Partito da Cremona il 23 luglio 2005, il Sommergibile S-506 Enrico Toti arriva finalmente a Milano il 14 agosto del 2005, dal 7 dicembre 2005 può essere visitato.

Questo prestigioso cimelio e’ l’ultima perla delle 10.000 che custodisce il Museo Nazionale della scienza e della tecnologia “Leonardo da Vinci”

Gennaro Russo

gerusso@hotmail.com

Ho inviato una copia del giornale Cuneo Sette alla Direzione del Museo Nazionale della scienza e della tecnologia e l’articolo completo alla guida del Museo Sig. Marco D’Urso, il quale via E-mail il 30 dicembre 2005 mi ha cosi risposto:

Gentile Sig. Russo

La ringrazio per l’articolo! È molto bello. Mi fa piacere che i miei colleghi le sono stati utili e, soprattutto, apprezzo la sua piccola parentesi sulla terminologia (sottomarino-sommergibile).

Di tanti articoli letti a proposito del “caso” Toti il Suo è uno dei pochi in cui si riscontrano informazioni utili e nessun sensazionalismo gratuito e fastidioso. Su questo punto mi sento di insistere, perché è il più importante.

Hanno scritto tante buffonate sul nostro sottomarino (sempre chiamato sommergibile dalla stampa nazionale e dalla TV).

Lei ha reso al nostro cimelio la giusta dimensione, esaltandone i punti di maggior interesse, descrivendoli in modo semplice e azzeccato anche per un pubblico di non addetti ai lavori, è stato un autentico piacere leggerlo.

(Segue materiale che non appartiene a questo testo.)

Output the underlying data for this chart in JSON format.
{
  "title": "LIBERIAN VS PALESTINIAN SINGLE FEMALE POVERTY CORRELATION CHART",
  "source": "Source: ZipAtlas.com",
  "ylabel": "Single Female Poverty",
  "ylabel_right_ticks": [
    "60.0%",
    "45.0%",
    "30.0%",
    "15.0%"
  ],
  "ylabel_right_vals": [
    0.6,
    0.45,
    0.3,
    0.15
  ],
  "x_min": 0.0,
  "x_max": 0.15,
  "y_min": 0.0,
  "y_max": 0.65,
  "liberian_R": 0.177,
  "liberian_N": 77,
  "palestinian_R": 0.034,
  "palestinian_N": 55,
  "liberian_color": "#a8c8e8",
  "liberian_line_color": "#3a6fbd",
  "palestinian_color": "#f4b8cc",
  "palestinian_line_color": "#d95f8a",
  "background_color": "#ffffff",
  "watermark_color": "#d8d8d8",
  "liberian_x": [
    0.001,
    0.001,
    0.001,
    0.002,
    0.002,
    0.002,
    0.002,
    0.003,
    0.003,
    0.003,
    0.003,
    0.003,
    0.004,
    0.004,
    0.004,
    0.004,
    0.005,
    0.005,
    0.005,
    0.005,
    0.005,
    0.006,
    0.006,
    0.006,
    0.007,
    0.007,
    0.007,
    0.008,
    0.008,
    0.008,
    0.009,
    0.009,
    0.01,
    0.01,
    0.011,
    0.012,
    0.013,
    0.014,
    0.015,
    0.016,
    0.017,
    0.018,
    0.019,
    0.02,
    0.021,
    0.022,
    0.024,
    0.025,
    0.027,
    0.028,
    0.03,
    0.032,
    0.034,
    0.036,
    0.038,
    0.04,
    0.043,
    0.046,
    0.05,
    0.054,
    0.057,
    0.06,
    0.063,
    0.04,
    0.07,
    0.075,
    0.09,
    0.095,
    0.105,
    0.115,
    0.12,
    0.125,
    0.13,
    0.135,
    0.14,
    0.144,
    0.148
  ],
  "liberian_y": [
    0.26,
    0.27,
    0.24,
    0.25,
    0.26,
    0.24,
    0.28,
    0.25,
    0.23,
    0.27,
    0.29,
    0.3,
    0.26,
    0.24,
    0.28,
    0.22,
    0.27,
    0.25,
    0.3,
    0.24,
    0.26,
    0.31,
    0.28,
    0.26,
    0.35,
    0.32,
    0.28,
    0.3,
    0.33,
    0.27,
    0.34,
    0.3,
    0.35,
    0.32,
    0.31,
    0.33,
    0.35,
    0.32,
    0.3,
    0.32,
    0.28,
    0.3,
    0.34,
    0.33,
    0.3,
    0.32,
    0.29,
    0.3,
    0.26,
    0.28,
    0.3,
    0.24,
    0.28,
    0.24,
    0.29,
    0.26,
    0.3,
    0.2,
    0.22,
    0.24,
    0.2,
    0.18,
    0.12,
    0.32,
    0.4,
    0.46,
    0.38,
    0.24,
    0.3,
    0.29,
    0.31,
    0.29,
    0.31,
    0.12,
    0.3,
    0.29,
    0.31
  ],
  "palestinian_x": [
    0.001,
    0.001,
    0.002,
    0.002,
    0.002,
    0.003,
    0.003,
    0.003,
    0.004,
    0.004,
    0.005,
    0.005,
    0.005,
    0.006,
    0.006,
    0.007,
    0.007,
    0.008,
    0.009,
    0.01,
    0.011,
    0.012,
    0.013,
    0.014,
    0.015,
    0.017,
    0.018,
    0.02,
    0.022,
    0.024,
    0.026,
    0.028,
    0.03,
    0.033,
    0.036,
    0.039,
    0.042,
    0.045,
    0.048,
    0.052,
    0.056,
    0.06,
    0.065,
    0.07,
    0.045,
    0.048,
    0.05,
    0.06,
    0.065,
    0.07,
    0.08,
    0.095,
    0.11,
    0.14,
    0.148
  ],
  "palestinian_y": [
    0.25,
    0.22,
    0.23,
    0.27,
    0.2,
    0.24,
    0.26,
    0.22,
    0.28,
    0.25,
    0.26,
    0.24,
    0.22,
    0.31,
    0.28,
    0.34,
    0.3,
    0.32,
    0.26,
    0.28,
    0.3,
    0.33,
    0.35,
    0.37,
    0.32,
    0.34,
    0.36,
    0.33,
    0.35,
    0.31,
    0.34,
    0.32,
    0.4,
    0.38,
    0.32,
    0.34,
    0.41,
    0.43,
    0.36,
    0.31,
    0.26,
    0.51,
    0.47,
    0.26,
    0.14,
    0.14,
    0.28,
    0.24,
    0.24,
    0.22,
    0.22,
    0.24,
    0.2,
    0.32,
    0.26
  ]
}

Io sono entrato alcune volte dentro la pancia di ferro del Toti, ma la sua descrizione mi ha fatto comunque sognare.

Spero che non si offenderà se le faccio un piccolo appunto, su un dettaglio a me caro.

Lei è una persona di cultura, quindi, penso che apprezzerà. Il museo non sorge proprio dentro la Milano romana,

(“nell’articolo è scritto: situato nel cuore della Milano dell’epoca romana, nelle vicinanze della basilica di Sant’Ambrogio, in Via San Vittore”)

ma su una propaggine extramurana sita sulla via consolare che conduceva verso ponente dentro il bosco di olmi (sito tra via degli olivetani fin oltre corso Vercelli) che vide il martirio di San Vittore.

Tutto il complesso vittoriano (basilica e monastero/museo) poggiano sull’antico cimitero che per decreto Imperiale era fuori dalle mura.

La porta occidentale era a ridosso del circo (di cui resta il ricordo nell’omonima via) che era sito in un’area più interna rispetto al complesso di Sant’Ambrogio. Il fatto che abbia citato il campanile cinquecentesco ed altre glorie della mia città mi ha riempito d’orgoglio e di questo Le sono grato.